SPSSI: Ahead of Its Time and Still Moving Forward  

Linda Silka, Senior Fellow, Senator George J. Mitchell Center for Sustainability Solutions; Professor Emerita, School of Economics  

Many scientists are realizing that while it is important to do cutting-edge research, this alone is not enough to ensure that the research gets used. Too often researchers are finding that research has little impact on policy and practice. There is even a phrase widely used now to describe this situation: we have a loading dock problem. We put enormous effort into doing good research with the assumption that doing so will change policy and practices but, in point of fact, often no one is waiting to use it. Instead, the findings linger on the “loading dock” with little uptake occurring. The research doesn’t make the difference it could. 

SPSSI members have long recognized how important it is to ensure that the research is useful and can be used. More effort is devoted to this in SPSSI than in many other organizations. And now that other groups are realizing that they need to get better at this, SPSSI can offer some hard-earned lessons—lessons we are still adding to—to others. As our website says: SPSSI affords social and behavioral scientists opportunities to?apply their knowledge and insights to the critical problems of today's world. Whether it is (now classic) research informing Brown vs Board of Education or many other bodies of research carried out by SPSSI members, we have much to share with our colleagues. How do we do this? And, how do we get even better at doing this so that what we have learned might be helpful to others?  

In the SPSSI Policy Committee and other parts of SPSSI, we are giving considerable attention to these questions. And we are testing out various strategies. For example, at one of the last in person SPSSI conferences, a single day workshop was organized by the Policy Committee focused on how to reach policy makers and practitioners with one’s research by using the media more effectively. For many of us this experience was instructive but also prompted many more questions about the nature of the ‘research-to-impact’ barriers. 

And we have begun to look at what we can learn from other research organizations at the same time they are learning from us. This includes, for example, looking at the rapidly growing cross-disciplinary efforts intended to lead to research having greater policy impacts and actions because it brings disciplines together rather than approaching the same problem in isolation.
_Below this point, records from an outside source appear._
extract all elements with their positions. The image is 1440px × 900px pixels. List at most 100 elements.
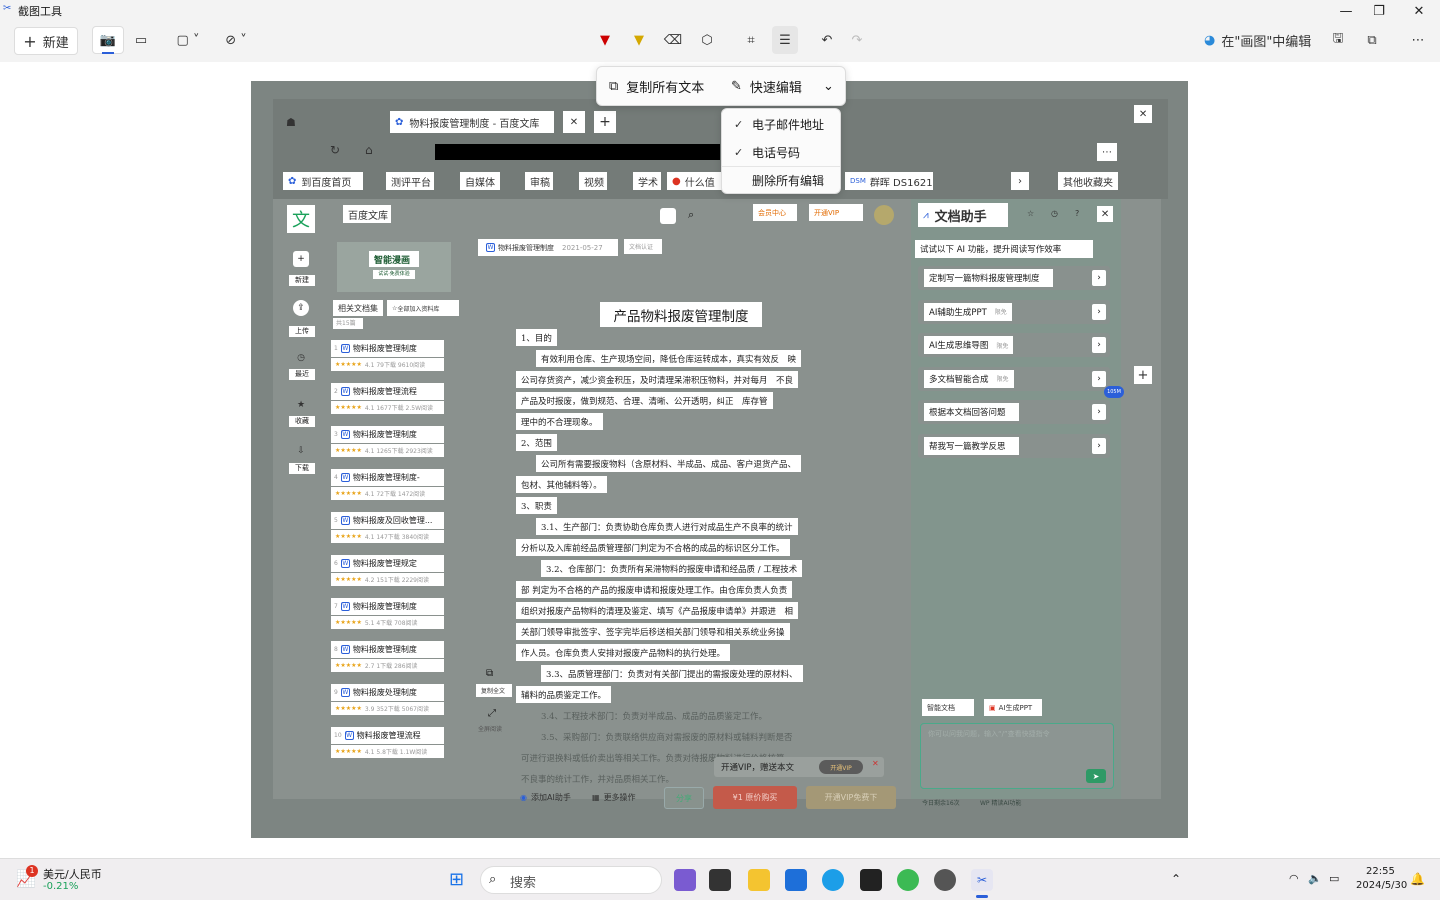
favorite-icon[interactable]: ★: [293, 397, 309, 413]
pen-button[interactable]: ▼: [592, 26, 618, 54]
history-icon[interactable]: ◷: [1051, 209, 1058, 218]
widget-title[interactable]: 美元/人民币: [43, 866, 102, 882]
screenshot-mode-button[interactable]: 📷: [92, 26, 124, 54]
related-doc[interactable]: 10 W 物料报废管理流程: [331, 727, 444, 744]
related-doc[interactable]: 4 W 物料报废管理制度-: [331, 469, 444, 486]
eraser-button[interactable]: ⌫: [660, 26, 686, 54]
search-box[interactable]: [660, 208, 676, 224]
bookmark-5[interactable]: 学术: [633, 172, 661, 190]
clock-date[interactable]: 2024/5/30: [1356, 880, 1407, 891]
smart-doc-chip[interactable]: 智能文档: [922, 699, 974, 716]
edge-icon[interactable]: [822, 869, 844, 891]
browser-menu-button[interactable]: ⋯: [1097, 143, 1117, 161]
copy-all-text-button[interactable]: ⧉ 复制所有文本: [597, 77, 719, 96]
copilot-icon[interactable]: [674, 869, 696, 891]
chevron-up-icon[interactable]: ⌃: [1171, 872, 1181, 886]
maximize-button[interactable]: ❐: [1359, 0, 1399, 22]
assistant-close-button[interactable]: ✕: [1097, 206, 1113, 222]
ai-ppt-chip[interactable]: ▣ AI生成PPT: [984, 699, 1042, 716]
shapes-button[interactable]: ⬡: [694, 26, 720, 54]
menu-item-email[interactable]: ✓ 电子邮件地址: [722, 110, 840, 138]
bookmark-8[interactable]: 其他收藏夹: [1058, 172, 1118, 190]
send-button[interactable]: ➤: [1086, 769, 1106, 783]
pin-icon[interactable]: ☆: [1027, 209, 1034, 218]
terminal-icon[interactable]: [709, 869, 731, 891]
bookmark-6[interactable]: ● 什么值: [667, 172, 723, 190]
new-tab-button[interactable]: +: [594, 111, 616, 133]
fullscreen-label[interactable]: 全屏阅读: [478, 724, 502, 733]
vip-toast-button[interactable]: 开通VIP: [819, 760, 863, 774]
browser-tab[interactable]: ✿ 物料报废管理制度 - 百度文库: [390, 111, 554, 133]
text-actions-button[interactable]: ☰: [772, 26, 798, 54]
edge-add-button[interactable]: +: [1134, 366, 1152, 384]
toast-close-icon[interactable]: ✕: [872, 759, 879, 768]
related-doc[interactable]: 6 W 物料报废管理规定: [331, 555, 444, 572]
search-icon[interactable]: ⌕: [688, 208, 694, 222]
clock-time[interactable]: 22:55: [1366, 866, 1395, 877]
delay-button[interactable]: ⊘ ˅: [218, 26, 254, 54]
related-doc[interactable]: 5 W 物料报废及回收管理...: [331, 512, 444, 529]
help-icon[interactable]: ?: [1075, 209, 1079, 218]
close-button[interactable]: ✕: [1399, 0, 1439, 22]
open-vip-button[interactable]: 开通VIP: [809, 204, 863, 221]
avatar[interactable]: [874, 205, 894, 225]
related-doc[interactable]: 2 W 物料报废管理流程: [331, 383, 444, 400]
download-icon[interactable]: ⇩: [293, 443, 309, 459]
quick-edit-button[interactable]: ✎ 快速编辑: [719, 77, 823, 96]
related-doc[interactable]: 8 W 物料报废管理制度: [331, 641, 444, 658]
menu-item-delete-edits[interactable]: 删除所有编辑: [722, 166, 840, 194]
app-icon[interactable]: [860, 869, 882, 891]
related-doc[interactable]: 9 W 物料报废处理制度: [331, 684, 444, 701]
snip-shape-button[interactable]: ▢ ˅: [170, 26, 206, 54]
new-button[interactable]: + 新建: [14, 27, 78, 55]
start-icon[interactable]: ⊞: [449, 870, 469, 890]
fullscreen-icon[interactable]: ⤢: [488, 708, 496, 719]
recent-icon[interactable]: ◷: [293, 350, 309, 366]
address-bar-redacted[interactable]: [435, 144, 720, 160]
highlighter-button[interactable]: ▼: [626, 26, 652, 54]
store-icon[interactable]: [785, 869, 807, 891]
add-all-button[interactable]: ☆ 全部加入资料库: [387, 300, 459, 316]
related-doc[interactable]: 3 W 物料报废管理制度: [331, 426, 444, 443]
tab-close-button[interactable]: ✕: [563, 111, 585, 133]
add-ai-button[interactable]: ◉ 添加AI助手: [520, 792, 571, 803]
chrome-icon[interactable]: [897, 869, 919, 891]
related-doc[interactable]: 7 W 物料报废管理制度: [331, 598, 444, 615]
more-button[interactable]: ⋯: [1404, 26, 1432, 54]
bookmark-7[interactable]: DSM群晖 DS1621+: [845, 172, 933, 190]
bookmarks-more-button[interactable]: ›: [1011, 172, 1029, 190]
file-explorer-icon[interactable]: [748, 869, 770, 891]
quick-edit-dropdown-button[interactable]: ⌄: [823, 79, 834, 94]
volume-icon[interactable]: 🔈: [1308, 872, 1322, 885]
video-mode-button[interactable]: ▭: [127, 26, 155, 54]
taskbar-search[interactable]: [480, 866, 662, 894]
redo-button[interactable]: ↷: [844, 26, 870, 54]
upload-icon[interactable]: ⇪: [293, 300, 309, 316]
smart-comic-banner[interactable]: [337, 242, 451, 292]
home-icon[interactable]: ⌂: [365, 143, 373, 157]
bell-icon[interactable]: 🔔: [1410, 872, 1425, 886]
buy-button[interactable]: ¥1 原价购买: [713, 786, 797, 809]
assistant-footer-right[interactable]: WP 精读AI功能: [980, 798, 1021, 807]
new-icon[interactable]: +: [293, 251, 309, 267]
undo-button[interactable]: ↶: [814, 26, 840, 54]
share-button[interactable]: 分享: [664, 787, 704, 809]
settings-icon[interactable]: [934, 869, 956, 891]
bookmark-1[interactable]: 测评平台: [386, 172, 434, 190]
edit-in-paint-button[interactable]: ◕ 在"画图"中编辑: [1204, 26, 1324, 54]
browser-close-button[interactable]: ✕: [1134, 105, 1152, 123]
bookmark-2[interactable]: 自媒体: [460, 172, 500, 190]
menu-item-phone[interactable]: ✓ 电话号码: [722, 138, 840, 166]
save-button[interactable]: 🖫: [1326, 26, 1350, 54]
copy-full-icon[interactable]: ⧉: [486, 668, 493, 679]
copy-full-label[interactable]: 复制全文: [476, 684, 512, 697]
vip-free-button[interactable]: 开通VIP免费下: [806, 786, 896, 809]
member-center-link[interactable]: 会员中心: [753, 204, 797, 221]
bookmark-4[interactable]: 视频: [579, 172, 607, 190]
battery-icon[interactable]: ▭: [1329, 872, 1339, 885]
crop-button[interactable]: ⌗: [738, 26, 764, 54]
bookmark-3[interactable]: 审稿: [525, 172, 553, 190]
bookmark-0[interactable]: ✿ 到百度首页: [283, 172, 363, 190]
more-actions-button[interactable]: ▦ 更多操作: [592, 792, 636, 803]
related-doc[interactable]: 1 W 物料报废管理制度: [331, 340, 444, 357]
This, in turn, has led to studies of the benefits of boundary spanners: people who bridge the divides between different disciplines and between researchers and practitioners. A growing emphasis on boundary spanning is paying off in approaches that have begun to surmount the ‘research to impact’ barriers. 

The promise of greater impact is growing. It would be great is to hear from all of you about what you are doing to increase the likelihood that research will have impacts and lead to action. How are you going about doing this? Things aren’t over when you publish your research for academic audiences. How would you like to change your institution so value is given to making a difference as well as publishing? If you are a student, what would you like to see in the way of training in this arena? If you are faculty member, what are you doing in your classes? How can we draw on the SPSSI committees and talented staff of SPSSI not only to increase impact but to find effective ways to share our hard lessons learned?